For these reasons, Dr. Rai said he advocates the use of a stroke CT protocol – including a non–contrast CT, CT angiogram, and CT perfusion – as the diagnostic test of choice for suspected acute ischemic stroke. “The whole test takes 30 seconds to perform and within 5 minutes we have the information of exactly where the clot is and what part of the brain is affected.”
He put advanced CT imaging on a par with DWI/PWI for diagnosis of stroke and triaging patients for treatment, especially endovascular therapy. “At our institution, based on our experience, we are going to continue to [use] the ‘stroke CT’ for triage of acute stroke patients.”
At the University of California, Los Angeles, Stroke Center, a major clinical and research center, Dr. David S. Liebeskind, the director of stroke imaging, has state-of-the-art imaging tools readily available. Like Dr. Rai, he agreed with the AAN’s findings that DWI is preferred over non–contrast CT, but also said that the more appropriate comparison would have been DWI/PWI to equivalent CT techniques including perfusion imaging.
Dr. Liebeskind said in an interview that the importance of the AAN guideline lay in the fact that it is “one of the first changes in the recommended use of imaging modalities for ischemic stroke since CT was introduced 35 years ago.”
At UCLA, DWI is the preferred imaging modality for diagnosis of acute ischemic stroke. However, he said that in 2010, all imaging modalities should be used as appropriate to refine diagnosis and guide treatment. “At centers that have access to both CT and MRI, it is important to get the most information as fast as possible. Although DWI is more sensitive than non–contrast CT and may be preferred, if the CT scanner is available and MRI is not, go with the CT,” he said.
CT perfusion can give the same information as MR perfusion, Dr. Liebeskind asserted. “I’ve come to see that there is often a routine preference for a given modality at each stroke center, and it varies across sites. Centers seem to excel in the use of the particular imaging modality used most often – CT or MRI.”

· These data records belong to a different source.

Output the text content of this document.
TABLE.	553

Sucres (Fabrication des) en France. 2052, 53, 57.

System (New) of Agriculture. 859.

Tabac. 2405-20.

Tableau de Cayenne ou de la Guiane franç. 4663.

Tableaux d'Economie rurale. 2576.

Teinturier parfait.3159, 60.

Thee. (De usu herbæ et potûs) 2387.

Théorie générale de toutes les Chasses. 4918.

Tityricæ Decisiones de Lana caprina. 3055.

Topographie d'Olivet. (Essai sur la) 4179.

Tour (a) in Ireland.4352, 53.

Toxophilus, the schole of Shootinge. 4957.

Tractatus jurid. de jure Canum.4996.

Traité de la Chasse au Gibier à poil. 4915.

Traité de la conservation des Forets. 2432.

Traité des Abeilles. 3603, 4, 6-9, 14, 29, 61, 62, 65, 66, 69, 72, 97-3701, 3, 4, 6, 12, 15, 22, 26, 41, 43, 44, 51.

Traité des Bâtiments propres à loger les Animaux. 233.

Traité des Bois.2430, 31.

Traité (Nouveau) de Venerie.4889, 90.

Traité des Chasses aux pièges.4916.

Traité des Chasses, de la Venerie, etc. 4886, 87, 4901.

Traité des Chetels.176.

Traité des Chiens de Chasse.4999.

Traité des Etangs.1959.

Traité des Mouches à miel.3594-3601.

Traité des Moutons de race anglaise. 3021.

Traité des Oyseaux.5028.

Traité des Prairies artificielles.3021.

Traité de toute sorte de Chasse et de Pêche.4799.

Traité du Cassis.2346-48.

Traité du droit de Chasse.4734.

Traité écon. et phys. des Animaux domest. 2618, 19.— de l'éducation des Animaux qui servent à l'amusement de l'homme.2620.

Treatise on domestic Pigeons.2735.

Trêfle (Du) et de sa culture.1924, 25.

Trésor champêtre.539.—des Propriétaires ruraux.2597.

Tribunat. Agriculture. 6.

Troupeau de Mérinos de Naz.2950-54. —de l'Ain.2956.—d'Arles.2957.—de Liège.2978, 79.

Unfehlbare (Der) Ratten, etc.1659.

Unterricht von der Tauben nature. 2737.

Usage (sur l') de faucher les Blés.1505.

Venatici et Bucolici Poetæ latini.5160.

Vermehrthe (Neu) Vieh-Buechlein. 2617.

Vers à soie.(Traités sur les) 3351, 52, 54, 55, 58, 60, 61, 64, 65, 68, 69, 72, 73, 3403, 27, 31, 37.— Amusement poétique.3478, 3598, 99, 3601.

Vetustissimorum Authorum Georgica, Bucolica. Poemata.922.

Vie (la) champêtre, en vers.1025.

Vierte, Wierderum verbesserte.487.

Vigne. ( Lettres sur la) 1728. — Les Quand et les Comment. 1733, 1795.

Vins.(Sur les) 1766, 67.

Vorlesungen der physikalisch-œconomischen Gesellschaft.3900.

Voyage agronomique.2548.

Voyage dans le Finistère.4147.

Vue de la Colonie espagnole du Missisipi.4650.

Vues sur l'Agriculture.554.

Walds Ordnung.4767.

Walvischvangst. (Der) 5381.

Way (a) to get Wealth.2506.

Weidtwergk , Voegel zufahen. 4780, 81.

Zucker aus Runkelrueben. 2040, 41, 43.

He emphasized that imaging studies are an essential component of stroke patient evaluation, and clinicians, whether they are neurologists or not, must quickly interpret and apply the information in real time to make rapid decisions about treatment. “Imaging studies can tell us if it is too late or too risky to institute a particular therapy or guide us to do something fairly aggressive during early phases to reverse any potential neurological injury,” he said.
Dr. Rai serves as a consultant to Boston Scientific Neurovascular and Concentric Medical Inc., which makes neurointerventional products. Dr. Liebeskind is a consultant for Concentric Medical and CoAxia Inc., maker of a perfusion augmentation device. Information about Dr. Sorensen’s disclosures was not available at press time.